# Flip off his nose



## Liljah (Jan 20, 2008)

I am trying to teach Shane a new trick, to place a piece of food on the tip of his nose and have him flip it in the air. I can't get him to hold his head straight for me to even place the food on his nose. He is so food driven it is hard to get him to focus on anything else but the piece of food in between his eyes. Where can I start?


----------



## Barb E (Jun 6, 2004)

I started with the wait command and something bigger than a bit of food. Though usually not as large as in my avatar







a nylabone worked very well.

To be honest, I really don't remember all the steps but I love that fact now that he does it.


----------



## Liljah (Jan 20, 2008)

Could you balance a bone on their nose? It keeps tipping on me. and Shane is looking at me with that "WTH are you doing?"

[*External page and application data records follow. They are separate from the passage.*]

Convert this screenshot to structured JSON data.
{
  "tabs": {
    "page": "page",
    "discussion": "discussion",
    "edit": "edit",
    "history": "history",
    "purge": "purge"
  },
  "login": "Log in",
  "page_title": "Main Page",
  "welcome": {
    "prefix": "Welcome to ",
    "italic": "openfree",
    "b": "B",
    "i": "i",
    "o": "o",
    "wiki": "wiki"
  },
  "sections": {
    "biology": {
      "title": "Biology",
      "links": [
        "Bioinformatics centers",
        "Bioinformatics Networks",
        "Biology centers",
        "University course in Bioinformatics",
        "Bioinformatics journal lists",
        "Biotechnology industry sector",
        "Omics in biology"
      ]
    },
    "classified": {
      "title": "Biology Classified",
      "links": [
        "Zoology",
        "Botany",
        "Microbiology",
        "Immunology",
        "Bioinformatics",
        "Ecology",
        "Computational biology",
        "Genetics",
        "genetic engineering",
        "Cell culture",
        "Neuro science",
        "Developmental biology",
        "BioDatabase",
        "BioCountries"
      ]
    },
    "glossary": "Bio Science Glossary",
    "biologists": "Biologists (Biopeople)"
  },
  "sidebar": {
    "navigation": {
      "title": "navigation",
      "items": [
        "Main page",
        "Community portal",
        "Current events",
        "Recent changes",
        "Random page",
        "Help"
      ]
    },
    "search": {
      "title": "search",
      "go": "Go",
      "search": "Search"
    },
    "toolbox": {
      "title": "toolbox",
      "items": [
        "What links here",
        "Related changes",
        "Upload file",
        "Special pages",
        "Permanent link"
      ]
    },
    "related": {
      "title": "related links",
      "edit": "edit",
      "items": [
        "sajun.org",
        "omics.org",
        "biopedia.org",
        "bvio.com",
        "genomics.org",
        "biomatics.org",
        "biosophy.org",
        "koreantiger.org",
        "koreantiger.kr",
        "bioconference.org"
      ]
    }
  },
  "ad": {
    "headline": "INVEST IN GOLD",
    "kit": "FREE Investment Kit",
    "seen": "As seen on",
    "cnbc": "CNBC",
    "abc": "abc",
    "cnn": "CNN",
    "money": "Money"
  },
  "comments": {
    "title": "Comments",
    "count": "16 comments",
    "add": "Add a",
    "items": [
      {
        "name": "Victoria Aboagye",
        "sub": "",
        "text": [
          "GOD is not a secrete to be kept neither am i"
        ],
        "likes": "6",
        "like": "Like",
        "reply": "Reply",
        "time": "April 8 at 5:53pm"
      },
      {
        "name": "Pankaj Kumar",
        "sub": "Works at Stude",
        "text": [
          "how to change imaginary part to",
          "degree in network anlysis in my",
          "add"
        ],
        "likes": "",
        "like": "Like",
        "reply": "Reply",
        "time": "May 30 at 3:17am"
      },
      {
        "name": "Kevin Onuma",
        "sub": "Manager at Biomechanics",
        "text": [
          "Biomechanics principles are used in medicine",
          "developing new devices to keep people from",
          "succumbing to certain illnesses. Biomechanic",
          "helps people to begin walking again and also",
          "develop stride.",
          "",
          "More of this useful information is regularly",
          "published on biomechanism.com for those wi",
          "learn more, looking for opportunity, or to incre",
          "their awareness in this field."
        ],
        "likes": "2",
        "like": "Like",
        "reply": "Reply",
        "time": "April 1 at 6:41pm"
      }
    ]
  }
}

I would love for him to do it too...he is just being stubborn old Shane.


----------



## Barb E (Jun 6, 2004)

> Originally Posted By: LiljahCould you balance a bone on their nose?


----------



## WISLADY (Apr 9, 2007)

Cool!


----------



## Liljah (Jan 20, 2008)

Thanks! that look in the picture "aw ma, do I have to? This is so embarassing!"


----------



## Barb E (Jun 6, 2004)

And yet again - Taken today


----------



## Liljah (Jan 20, 2008)

he is such a good sport!!


----------